COLUMBIA University sebuah kampus yang indah dan lengkap. Saya mengunjunginya beberapa waktu lalu di New York, Amerika Serikat, sambil membayangkan suatu kali bisa menimba ilmu di salah satu jurusan terbaik di kampus tertua itu.

Salah satu jurusan terbaik adalah studi jurnalisme yang didirikan oleh legenda jurnalisme Amerika: Joseph Pulitzer.  

Gedung perpustakaannya megah dengan jendela-jendela besar dari batu bata berwarna merah terakota. Di balik jendela kaca dengan ujung yang melengkung itu, berderet buku-buku dari segala zaman dan bangsa, ditata rapih dari lantai hingga atap. Saat saya singgah untuk mengikuti sebuah ajang marathon, Amerika Serikat sedang diliputi musim semi. Alam sedang bersalin rupa dengan indah, pohon pohon maple mulai bertunas dengan daun daun berwarna kemerahan. 

Namun, sepekan kemarin kenangan indah itu berguguran. Dari media massa saya menyaksikan ratusan polisi dengan kasar menangkapi mahasiswa yang tengah menggelar kemah pro Palestina di halaman kampus. Dengan pakaian anti hura hara dan senjata lengkap, polisi menyeret satu persatu mahasiswa—sebagian polisi menelikung tubuh mahasiswa layaknya pelaku kriminal--dan melemparkan ke bus NYPD yang parkir di dalam universitas. Bahkan, seorang polisi, mungkin bermaksud menakut nakuti mahasiswa, melepaskan tembakan di kampus yang jadi ikon dalam gerakan protes antiperang Vietnam pada 1968. 

Penangkapan ratusan mahasiswa di Universitas Columbia justru semakin meluaskan unjuk rasa di kampus-kampus di Amerika Serikat.

Hampir semua kampus utama lalu menggelar kemah pro Palestina di Amerika Serikat. Mahasiswa memblokir lalu lintas di sekitar kampus Yale di New Haven, Connecticut dan Universitas New York di Manhattan. Di Pantai Barat, Universitas Politeknik Negeri California mengumumkan ditutup, setelah demonstran pro-Palestina menduduki gedung administrasi.

Total hampir 2.200 orang ditangkap polisi selama unjuk rasa pro-Palestina di  Amerika Serikat (AS) dalam beberapa minggu terakhir, sebuah tonggak protes yang hanya bisa disamai oleh protes anti-Perang Vietnam. 

Amerika Serikat agaknya bangsa yang ditakdirkan terus menerus cemas, termasuk pada mahasiswa-mahasiswanya sendiri. Mereka pernah sangat cemas diungguli Uni Soviet pada 1950-an, pada 1980-an, sangat khawatir dengan kebangkitan Jepang. Pada 2000-an cemas pada segala hal tentang China, lalu kini pada warganya sendiri.

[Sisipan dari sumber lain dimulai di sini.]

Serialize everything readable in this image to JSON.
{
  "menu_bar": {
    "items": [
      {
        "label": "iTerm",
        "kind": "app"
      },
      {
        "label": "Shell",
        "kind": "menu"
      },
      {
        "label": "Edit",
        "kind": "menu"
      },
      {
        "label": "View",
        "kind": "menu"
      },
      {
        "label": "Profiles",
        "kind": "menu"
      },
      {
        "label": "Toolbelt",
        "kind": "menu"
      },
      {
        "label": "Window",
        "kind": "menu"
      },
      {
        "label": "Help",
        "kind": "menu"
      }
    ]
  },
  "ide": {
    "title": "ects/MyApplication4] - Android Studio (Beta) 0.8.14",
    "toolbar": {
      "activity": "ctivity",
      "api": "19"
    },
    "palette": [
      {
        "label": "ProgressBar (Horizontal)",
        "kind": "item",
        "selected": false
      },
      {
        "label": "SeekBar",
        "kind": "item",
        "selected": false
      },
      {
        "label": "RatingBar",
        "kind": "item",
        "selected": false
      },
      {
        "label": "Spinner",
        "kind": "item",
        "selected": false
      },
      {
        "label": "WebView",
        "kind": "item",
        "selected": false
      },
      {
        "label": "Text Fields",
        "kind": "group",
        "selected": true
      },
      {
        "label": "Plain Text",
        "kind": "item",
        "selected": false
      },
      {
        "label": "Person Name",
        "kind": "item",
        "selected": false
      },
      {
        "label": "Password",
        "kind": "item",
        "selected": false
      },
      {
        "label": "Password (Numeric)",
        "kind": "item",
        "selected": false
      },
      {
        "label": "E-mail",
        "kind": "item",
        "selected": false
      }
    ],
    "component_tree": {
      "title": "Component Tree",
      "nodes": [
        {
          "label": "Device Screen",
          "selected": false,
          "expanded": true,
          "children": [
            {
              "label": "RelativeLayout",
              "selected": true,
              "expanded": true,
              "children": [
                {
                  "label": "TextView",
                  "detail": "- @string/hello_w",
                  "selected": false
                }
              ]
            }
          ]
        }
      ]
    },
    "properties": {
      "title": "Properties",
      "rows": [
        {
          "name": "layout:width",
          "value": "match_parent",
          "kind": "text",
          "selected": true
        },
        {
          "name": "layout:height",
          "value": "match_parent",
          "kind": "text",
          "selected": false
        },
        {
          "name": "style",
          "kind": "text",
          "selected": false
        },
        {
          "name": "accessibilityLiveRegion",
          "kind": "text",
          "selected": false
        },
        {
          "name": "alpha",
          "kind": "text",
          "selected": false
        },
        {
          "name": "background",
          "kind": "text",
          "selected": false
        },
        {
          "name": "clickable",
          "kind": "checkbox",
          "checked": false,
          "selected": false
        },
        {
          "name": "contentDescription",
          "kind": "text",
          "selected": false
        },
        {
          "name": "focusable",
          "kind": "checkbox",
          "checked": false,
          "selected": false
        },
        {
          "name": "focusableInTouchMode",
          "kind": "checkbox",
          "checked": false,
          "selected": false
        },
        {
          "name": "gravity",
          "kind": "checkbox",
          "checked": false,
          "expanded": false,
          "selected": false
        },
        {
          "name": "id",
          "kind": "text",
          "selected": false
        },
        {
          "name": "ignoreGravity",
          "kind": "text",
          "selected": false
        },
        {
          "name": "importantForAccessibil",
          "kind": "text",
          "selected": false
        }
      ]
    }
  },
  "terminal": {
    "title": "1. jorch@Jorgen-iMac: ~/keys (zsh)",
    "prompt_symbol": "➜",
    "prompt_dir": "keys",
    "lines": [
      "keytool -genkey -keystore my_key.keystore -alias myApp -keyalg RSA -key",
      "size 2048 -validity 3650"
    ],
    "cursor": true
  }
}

Seorang professor linguistik dari Institut Teknologi Massachusetts, Noam Chomsky  bahkan menyebut Amerika Serikat adalah negara gagal terbesar di dunia. 

Terasa hiperbol, melebih lebihkan? Mungkin. Tapi, dalam buku “Failed States” Chomsky mengungkapkan dengan rumusan terukur dan jelas. Bagi Chomsky, Amerika Serikat telah gagal memberikan keamanan bagi penduduknya, gagal menjamin hak-haknya di dalam negeri maupun di luar negeri, juga gagal mempertahankan berfungsinya lembaga-lembaga demokrasi (bukan hanya formal).

Chomsky membeberkan sistem Amerika yang ternyata tidak efisien secara ekonomi, jauh lebih mahal daripada model yang lebih disosialisasikan di luar negeri dan sangat tidak populer dengan mayoritas orang Amerika. 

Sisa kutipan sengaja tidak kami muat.